Will gladly do so. So do I understand correctly that lines shall be merged when the last _non-whitespace_ character before the newline is a backslash? Can we expect parsers to understand Unicode enough to use Unicode's WSpace character property, or should we limit this rule to low-ASCII whitespace (effectively tab, carriage return, space)?
That description sounds right. TOML does define that "whitespace" means ASCII.
Oh thanks, missed that part. PR pending.
@mk-pmb You're right, I misunderstood the topic ^^
Draft preview, what do you think?
It seems like about 90% of this issue was people misunderstanding each other. =/
The only question is: In multi-line basic strings, when using the extraneous-whitespace-killer \ to end a line, should whitespace be allowed between that backslash and the actual newline character?
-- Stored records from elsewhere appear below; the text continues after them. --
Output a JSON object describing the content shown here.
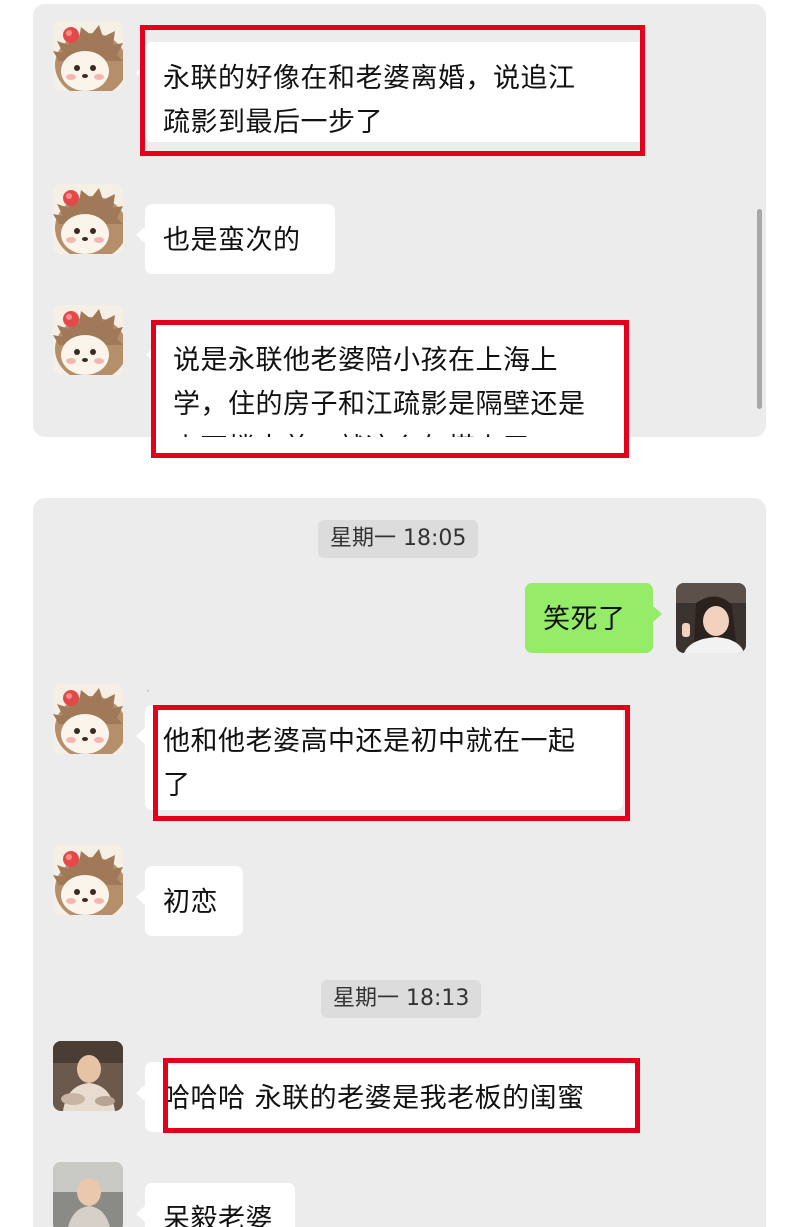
{
  "panel_top": {
    "messages": [
      {
        "text": "永联的好像在和老婆离婚，说追江\n疏影到最后一步了",
        "highlighted": true
      },
      {
        "text": "也是蛮次的",
        "highlighted": false
      },
      {
        "text": "说是永联他老婆陪小孩在上海上\n学，住的房子和江疏影是隔壁还是\n上下楼来着，就这么勾搭上了",
        "highlighted": true
      }
    ]
  },
  "panel_bottom": {
    "timestamps": [
      "星期一 18:05",
      "星期一 18:13"
    ],
    "messages": [
      {
        "text": "笑死了",
        "side": "right",
        "highlighted": false
      },
      {
        "text": "他和他老婆高中还是初中就在一起\n了",
        "side": "left",
        "highlighted": true
      },
      {
        "text": "初恋",
        "side": "left",
        "highlighted": false
      },
      {
        "text": "哈哈哈 永联的老婆是我老板的闺蜜",
        "side": "left",
        "highlighted": true
      },
      {
        "text": "呆毅老婆",
        "side": "left",
        "highlighted": false
      }
    ]
  },
  "icons": {
    "hedgehog_avatar": "hedgehog-avatar-icon",
    "photo_avatar": "user-photo-avatar-icon",
    "self_avatar": "self-photo-avatar-icon"
  },
  "colors": {
    "chat_background": "#ececec",
    "bubble_incoming": "#ffffff",
    "bubble_outgoing": "#95ec69",
    "highlight_box": "#e3001b"
  }
}
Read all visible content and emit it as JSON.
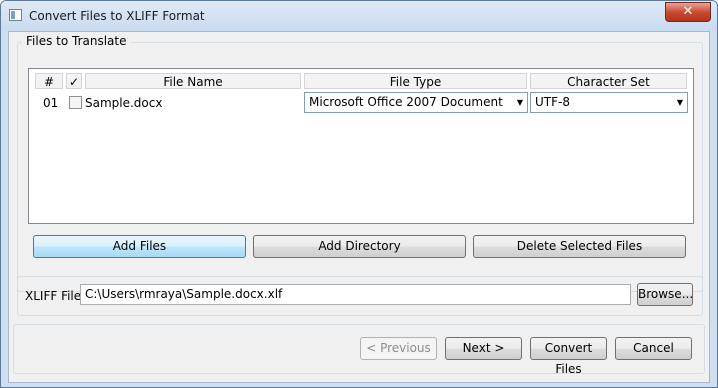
{
  "window": {
    "title": "Convert Files to XLIFF Format",
    "close_glyph": "✕"
  },
  "files_group": {
    "label": "Files to Translate",
    "columns": {
      "num": "#",
      "check": "✓",
      "file_name": "File Name",
      "file_type": "File Type",
      "charset": "Character Set"
    },
    "rows": [
      {
        "num": "01",
        "checked": false,
        "file_name": "Sample.docx",
        "file_type": "Microsoft Office 2007 Document",
        "charset": "UTF-8"
      }
    ],
    "combo_arrow": "▼"
  },
  "buttons": {
    "add_files": "Add Files",
    "add_directory": "Add Directory",
    "delete_selected": "Delete Selected Files"
  },
  "xliff": {
    "label": "XLIFF File",
    "value": "C:\\Users\\rmraya\\Sample.docx.xlf",
    "browse": "Browse..."
  },
  "footer": {
    "previous": "< Previous",
    "next": "Next >",
    "convert": "Convert Files",
    "cancel": "Cancel"
  }
}
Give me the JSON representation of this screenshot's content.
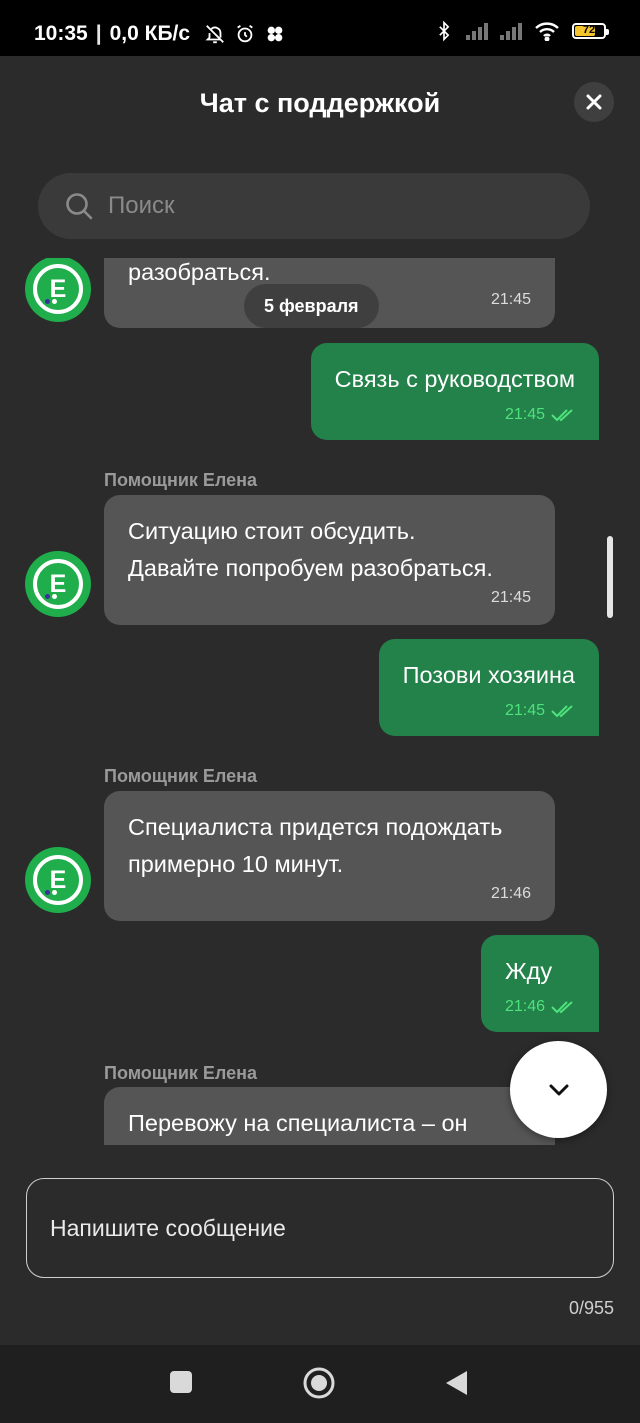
{
  "status_bar": {
    "time": "10:35",
    "network_speed": "0,0 КБ/с",
    "battery_level": "72",
    "icons": [
      "bell-off-icon",
      "alarm-icon",
      "app-icon",
      "bluetooth-icon",
      "signal-icon",
      "signal-icon",
      "wifi-icon",
      "battery-icon"
    ]
  },
  "header": {
    "title": "Чат с поддержкой",
    "close_icon": "close-icon"
  },
  "search": {
    "placeholder": "Поиск",
    "icon": "search-icon"
  },
  "chat": {
    "date_chip": "5 февраля",
    "messages": [
      {
        "direction": "in",
        "text": "разобраться.",
        "time": "21:45"
      },
      {
        "direction": "out",
        "text": "Связь с руководством",
        "time": "21:45",
        "status": "read"
      },
      {
        "direction": "in",
        "sender": "Помощник Елена",
        "text": "Ситуацию стоит обсудить.\nДавайте попробуем разобраться.",
        "time": "21:45"
      },
      {
        "direction": "out",
        "text": "Позови хозяина",
        "time": "21:45",
        "status": "read"
      },
      {
        "direction": "in",
        "sender": "Помощник Елена",
        "text": "Специалиста придется подождать\nпримерно 10 минут.",
        "time": "21:46"
      },
      {
        "direction": "out",
        "text": "Жду",
        "time": "21:46",
        "status": "read"
      },
      {
        "direction": "in",
        "sender": "Помощник Елена",
        "text": "Перевожу на специалиста – он",
        "time": ""
      }
    ],
    "avatar_letter": "Е"
  },
  "composer": {
    "placeholder": "Напишите сообщение",
    "counter": "0/955"
  },
  "colors": {
    "background": "#2b2b2b",
    "incoming_bubble": "#555555",
    "outgoing_bubble": "#23814a",
    "accent_green": "#1fae4b",
    "read_tick": "#4ee27e"
  },
  "nav_bar": {
    "icons": [
      "square-icon",
      "home-circle-icon",
      "back-triangle-icon"
    ]
  }
}
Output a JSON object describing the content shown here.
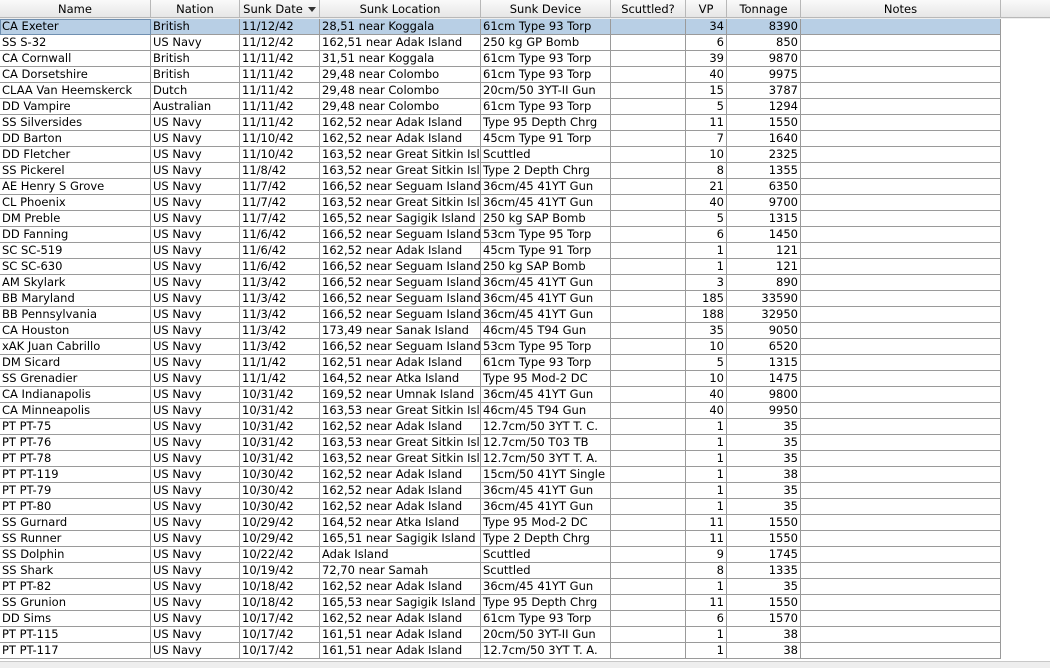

@mk-pmb You think it should be allowed, as it increases obviousness, since it appears to be visually identical to an immediately terminated line. Let's ponder it. As the spec is right now, a correct parser should produce an error since backslash-space or backslash-tab are not allowable escape sequences. I can't imagine any reasonable explanation for adding whitespace there on purpose, so we must consider it a mistake. This then becomes a question of allowing sloppy input.
Postel's law says "Be conservative in what you send; be liberal in what you accept." I tend to believe that, having authored a great many invalid HTML documents in my youth. =) Since we can be sure that this aberrant whitespace you disdain will only ever be a mistake, and we can discern with certainty what the intended meaning was, I agree that it meets the criteria of obviousness that TOML aims for.
However, I think your proposed wording is a bit overmuch, so I'll propose something more minimal in a moment.
@mojombo I would recommend being careful with Postel's "law", with years of hindsight we now know that being as strict as possible in the spirit of "fail early" will help lead to a more robust and stable ecosystem (see also The Harmful Consequences of Postel's Maxim, which I tend to agree with).
I tend to agree with "fail early" in lots of scenarios. I'm not yet decided about whether it applies in this project.
In any way, the link is outdated: "This Internet-Draft will expire on September 10, 2015." The updated version is version 01.
I think the issue can be closed since #441 has merged and OP has been edited to note the bug in the nom package.